Doch gerade dieses Szenario könnte der Rallye Steine in den Weg legen, meint James Butterfill, Head of Research beim Krypto-Vermögensverwalter CoinShares gegenüber BTC-ECHO. Jackson Hole dürfte für ihn zum unmittelbaren Test werden, in dem Bitcoin die Chance hat, die Nachhaltigkeit der Rallye zu bestätigen.
Um diesen Test zu bestehen, bräuchte die Kryptowährung aber die Unterstützung der Fed – und das in Form von Zinssenkungen. Blieben diese aus, könnte es am Krypto-Markt erste Gewinnmitnahmen auslösen. “Wir rechnen kurzfristig mit einer Konsolidierung”, so die Einschätzung Butterfills, denn der Bereich um die 80.000 US-Dollar erweise sich aktuell als hartnäckiger Widerstand.
Hoffnung macht ihm hingegen die Nachfrage nach Bitcoin. Zuletzt hatten Analysten der Kryptowährungen einen “fehlenden Kaufdruck” auf großen Spot-Märkten wie Binance attestiert. Für Butterfill sei das aber kein Grund zur Sorge. Die Antreiber der Rallye fänden sich nicht auf Krypto-Börsen, sondern an der Wall Street, bei den institutionellen Investoren. Und die Nachfrage hier bleibt weiterhin hoch.
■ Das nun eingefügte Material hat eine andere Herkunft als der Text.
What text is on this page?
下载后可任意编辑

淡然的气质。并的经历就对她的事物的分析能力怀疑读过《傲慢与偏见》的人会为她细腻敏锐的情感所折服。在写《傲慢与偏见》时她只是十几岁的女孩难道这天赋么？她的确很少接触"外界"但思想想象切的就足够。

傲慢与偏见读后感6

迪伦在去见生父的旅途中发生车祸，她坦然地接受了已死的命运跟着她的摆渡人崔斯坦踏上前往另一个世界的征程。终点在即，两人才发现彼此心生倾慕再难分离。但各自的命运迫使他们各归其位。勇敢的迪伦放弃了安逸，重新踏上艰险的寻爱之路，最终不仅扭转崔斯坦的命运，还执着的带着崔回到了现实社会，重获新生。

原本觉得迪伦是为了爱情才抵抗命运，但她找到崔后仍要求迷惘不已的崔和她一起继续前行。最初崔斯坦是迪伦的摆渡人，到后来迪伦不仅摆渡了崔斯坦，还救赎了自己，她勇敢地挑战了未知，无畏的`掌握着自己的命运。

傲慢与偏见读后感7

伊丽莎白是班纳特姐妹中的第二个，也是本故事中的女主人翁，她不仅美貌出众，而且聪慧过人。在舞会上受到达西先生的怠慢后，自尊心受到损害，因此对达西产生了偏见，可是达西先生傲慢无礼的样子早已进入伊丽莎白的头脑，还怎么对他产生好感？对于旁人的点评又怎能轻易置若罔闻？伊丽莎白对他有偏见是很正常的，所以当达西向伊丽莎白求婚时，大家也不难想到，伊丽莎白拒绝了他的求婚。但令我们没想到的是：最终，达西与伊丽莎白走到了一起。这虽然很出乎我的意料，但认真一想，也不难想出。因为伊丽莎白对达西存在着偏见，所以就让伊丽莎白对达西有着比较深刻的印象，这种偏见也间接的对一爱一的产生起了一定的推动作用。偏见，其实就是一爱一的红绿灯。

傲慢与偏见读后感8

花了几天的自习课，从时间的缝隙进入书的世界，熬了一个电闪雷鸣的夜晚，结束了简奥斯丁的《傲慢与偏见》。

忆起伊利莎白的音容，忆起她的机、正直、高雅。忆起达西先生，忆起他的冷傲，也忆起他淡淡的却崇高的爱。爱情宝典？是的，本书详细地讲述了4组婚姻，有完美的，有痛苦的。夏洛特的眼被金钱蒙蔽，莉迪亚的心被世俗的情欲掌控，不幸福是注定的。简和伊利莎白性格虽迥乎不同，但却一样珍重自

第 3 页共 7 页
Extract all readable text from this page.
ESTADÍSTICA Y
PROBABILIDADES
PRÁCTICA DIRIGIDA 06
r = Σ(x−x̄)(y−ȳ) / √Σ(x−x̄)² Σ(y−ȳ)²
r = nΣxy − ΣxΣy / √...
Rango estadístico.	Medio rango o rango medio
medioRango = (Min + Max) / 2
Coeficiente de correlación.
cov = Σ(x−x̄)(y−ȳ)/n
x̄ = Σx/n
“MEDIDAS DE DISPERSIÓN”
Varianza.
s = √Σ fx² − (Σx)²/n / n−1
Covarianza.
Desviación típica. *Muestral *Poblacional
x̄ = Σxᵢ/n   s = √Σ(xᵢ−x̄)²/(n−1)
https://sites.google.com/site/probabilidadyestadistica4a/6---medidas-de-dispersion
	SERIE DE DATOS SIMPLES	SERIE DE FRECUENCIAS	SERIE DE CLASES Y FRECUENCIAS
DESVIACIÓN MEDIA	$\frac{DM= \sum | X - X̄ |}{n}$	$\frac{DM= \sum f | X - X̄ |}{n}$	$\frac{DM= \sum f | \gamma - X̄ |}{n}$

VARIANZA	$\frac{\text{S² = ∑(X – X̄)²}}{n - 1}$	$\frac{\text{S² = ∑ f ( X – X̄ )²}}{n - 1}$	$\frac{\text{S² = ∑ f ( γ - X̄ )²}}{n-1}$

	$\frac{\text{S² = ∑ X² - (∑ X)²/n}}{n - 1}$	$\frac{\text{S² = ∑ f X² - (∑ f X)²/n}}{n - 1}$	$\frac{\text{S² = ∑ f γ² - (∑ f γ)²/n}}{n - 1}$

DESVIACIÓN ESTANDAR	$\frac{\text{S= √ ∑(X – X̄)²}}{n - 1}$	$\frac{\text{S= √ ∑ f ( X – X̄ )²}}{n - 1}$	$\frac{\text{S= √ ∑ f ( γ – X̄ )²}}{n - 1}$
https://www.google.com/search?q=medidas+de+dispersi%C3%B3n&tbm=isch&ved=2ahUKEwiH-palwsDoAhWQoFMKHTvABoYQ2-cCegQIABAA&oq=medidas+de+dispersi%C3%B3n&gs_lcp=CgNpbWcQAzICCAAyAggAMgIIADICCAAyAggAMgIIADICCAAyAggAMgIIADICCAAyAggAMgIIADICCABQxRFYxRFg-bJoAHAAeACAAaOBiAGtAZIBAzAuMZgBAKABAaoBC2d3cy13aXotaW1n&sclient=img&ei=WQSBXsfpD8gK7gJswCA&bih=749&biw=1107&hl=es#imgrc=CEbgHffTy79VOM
Die Bitcoin-Spot ETFs verzeichneten diese Woche allein wieder Zuflüsse in Höhe von 1,13 Milliarden US-Dollar. Auch die Daten von CoinShares bestätigen das. “Der Großteil der Käufer ist institutionell und kommt über ETPs und OTC-Kanäle in den Markt”, so Butterfills Analyse. Neben Bitcoin und Ethereum, liege das Interesse der Anleger auch bei Altcoins wie XRP, Solana und Hyperliquid.
“Dann sind 100.000 US-Dollar möglich”
Um tatsächlich das Ende des Bärenmarktes zu bestätigen, wäre wohl erst ein Sprung Bitcoins über die Marke der 100.000 US-Dollar nötig. Dass das in diesem Jahr noch passiert, hält Butterfill für “möglich, aber anspruchsvoll”. Bitcoin müsste im Grunde den gesamten Verlust des aktuellen Handelsjahres wettmachen.
Um überhaupt die Chance darauf zu haben, müssten für den Head of Research drei Dinge passieren: Die Fed müsste deutlich machen, dass der Straffungszyklus der Leitzinsen beendet ist oder Zinssenkungen signalisieren. Die Nachfrage nach Krypto-ETPs müsste weiterhin wöchentlich nahe der Milliardenmarke bleiben. Und nicht zuletzt wären auch größere Marktteilnehmer in der Pflicht, wieder mehr zu akkumulieren. Zeit dafür hätte der Krypto-Markt bis zum Herbst, sagt der CoinShares-Analyst. Ein doch ambitioniertes Zeitfenster.